FILE PHOTO / PIXABAY
National transport experts will be carrying out drone surveys of the new Sallins Bypass to check how it is operating but said they will not be keeping any data collected from motorists.
The new Sallins Bypass, which opened to traffic at 11am on April 9, was funded by the Department of Transport, Transport Infrastructure Ireland (TII) and Kildare County Council and constructed by the Siac/Colas joint venture.
TII said that it will be carrying out aerial surveys of how the new route operates.
A TII statement said: “Transport Infrastructure Ireland is conducting Unmanned Aerial Vehicle (UAV) surveys along the M7 Naas Bypass and Sallins Bypass in the area of County Kildare.
“The surveys will be carried out during working hours and, subject to weather conditions, the planned dates of the surveys are April-May 2021.
TII UAV operators will carry identification and will be identifiable by TII branded clothing.
“The surveys may inadvertently collect very limited personal data which is not retained.”
The Sallins Bypass, which includes the new Junction 9a Osberstown Interchange and a new Sallins Roundabout, runs from the M7 the Clane Road.
The first phase of this overall project was the M7 widening which was completed and opened to traffic in November 2019.
TII said the opening of the Sallins Bypass will provide greater accessibility to and from the M7 to Naas, Sallins, Clane, Kilcock and surrounding areas.
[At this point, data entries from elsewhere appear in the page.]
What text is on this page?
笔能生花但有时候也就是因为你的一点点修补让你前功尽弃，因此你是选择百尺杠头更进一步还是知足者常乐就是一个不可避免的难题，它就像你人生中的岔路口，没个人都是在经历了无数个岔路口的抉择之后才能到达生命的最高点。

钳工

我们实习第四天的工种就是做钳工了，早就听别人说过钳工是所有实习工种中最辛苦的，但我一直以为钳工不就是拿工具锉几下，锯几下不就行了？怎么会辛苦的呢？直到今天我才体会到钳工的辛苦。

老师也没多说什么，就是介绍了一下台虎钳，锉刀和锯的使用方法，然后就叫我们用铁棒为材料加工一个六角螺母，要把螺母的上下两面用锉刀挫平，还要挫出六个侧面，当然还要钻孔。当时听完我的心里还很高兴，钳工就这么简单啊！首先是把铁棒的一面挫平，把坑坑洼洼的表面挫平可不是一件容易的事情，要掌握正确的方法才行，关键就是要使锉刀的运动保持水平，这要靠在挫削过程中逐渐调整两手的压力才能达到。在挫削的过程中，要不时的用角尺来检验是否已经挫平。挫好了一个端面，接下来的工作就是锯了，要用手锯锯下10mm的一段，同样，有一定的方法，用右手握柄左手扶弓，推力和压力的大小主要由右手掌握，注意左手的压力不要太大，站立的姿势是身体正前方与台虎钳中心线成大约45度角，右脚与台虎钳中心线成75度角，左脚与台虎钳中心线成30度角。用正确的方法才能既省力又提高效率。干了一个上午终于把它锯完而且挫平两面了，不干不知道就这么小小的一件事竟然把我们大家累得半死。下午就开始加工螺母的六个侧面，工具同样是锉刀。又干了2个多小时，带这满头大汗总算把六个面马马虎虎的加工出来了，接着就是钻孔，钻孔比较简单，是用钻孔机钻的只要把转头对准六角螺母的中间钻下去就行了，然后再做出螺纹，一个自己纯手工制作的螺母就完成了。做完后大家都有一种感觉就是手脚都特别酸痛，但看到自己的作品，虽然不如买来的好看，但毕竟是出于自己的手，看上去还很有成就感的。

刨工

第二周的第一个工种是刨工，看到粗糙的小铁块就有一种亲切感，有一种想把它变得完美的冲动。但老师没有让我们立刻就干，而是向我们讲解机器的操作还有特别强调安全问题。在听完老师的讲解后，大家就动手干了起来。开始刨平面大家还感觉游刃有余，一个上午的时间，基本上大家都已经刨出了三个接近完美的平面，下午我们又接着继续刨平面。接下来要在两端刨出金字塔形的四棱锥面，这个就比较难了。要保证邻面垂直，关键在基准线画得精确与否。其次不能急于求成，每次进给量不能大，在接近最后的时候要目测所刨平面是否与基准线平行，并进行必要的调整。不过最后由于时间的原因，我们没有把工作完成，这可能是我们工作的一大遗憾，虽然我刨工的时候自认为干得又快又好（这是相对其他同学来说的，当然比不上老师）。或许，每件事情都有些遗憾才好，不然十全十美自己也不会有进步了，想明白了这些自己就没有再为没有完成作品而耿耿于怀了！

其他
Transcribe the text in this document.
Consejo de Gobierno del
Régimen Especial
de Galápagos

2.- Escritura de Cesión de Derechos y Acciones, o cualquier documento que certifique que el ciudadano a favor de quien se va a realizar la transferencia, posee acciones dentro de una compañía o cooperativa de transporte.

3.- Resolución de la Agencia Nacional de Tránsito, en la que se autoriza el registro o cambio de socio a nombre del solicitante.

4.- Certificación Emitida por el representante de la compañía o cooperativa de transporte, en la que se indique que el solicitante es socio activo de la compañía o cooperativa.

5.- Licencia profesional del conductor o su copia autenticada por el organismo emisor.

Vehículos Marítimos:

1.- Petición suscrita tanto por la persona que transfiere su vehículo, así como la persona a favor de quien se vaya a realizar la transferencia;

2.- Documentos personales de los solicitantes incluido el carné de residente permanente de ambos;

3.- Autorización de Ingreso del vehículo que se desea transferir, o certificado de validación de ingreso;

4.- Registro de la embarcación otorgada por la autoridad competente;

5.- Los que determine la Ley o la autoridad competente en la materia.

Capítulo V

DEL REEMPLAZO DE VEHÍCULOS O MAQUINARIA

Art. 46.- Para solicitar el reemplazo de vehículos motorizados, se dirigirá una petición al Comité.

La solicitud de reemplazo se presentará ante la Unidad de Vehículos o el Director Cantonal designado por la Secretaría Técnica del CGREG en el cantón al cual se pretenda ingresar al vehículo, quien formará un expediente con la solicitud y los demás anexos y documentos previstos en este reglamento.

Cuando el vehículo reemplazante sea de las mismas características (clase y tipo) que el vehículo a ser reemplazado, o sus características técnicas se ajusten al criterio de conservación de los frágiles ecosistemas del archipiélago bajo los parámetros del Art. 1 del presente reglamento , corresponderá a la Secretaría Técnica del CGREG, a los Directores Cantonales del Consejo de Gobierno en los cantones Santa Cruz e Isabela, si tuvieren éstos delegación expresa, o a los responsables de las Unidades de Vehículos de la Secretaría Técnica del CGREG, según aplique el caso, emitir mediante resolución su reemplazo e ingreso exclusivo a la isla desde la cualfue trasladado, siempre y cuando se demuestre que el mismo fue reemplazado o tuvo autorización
The new Sallins bypass has approximately 1.7 km of dual carriageway and 1.85 km of single carriageway with seven structures constructed including a structure under the Dublin Cork Railway Line and bridges over the M7 at Osberstown, Grand Canal and River Liffey.
The new route will take significant traffic out of the village of Sallins creating a safer travel environment particularly for local users.
Lower traffic volumes will also improve public transport accessibility and particularly improve access to and from Sallins train station.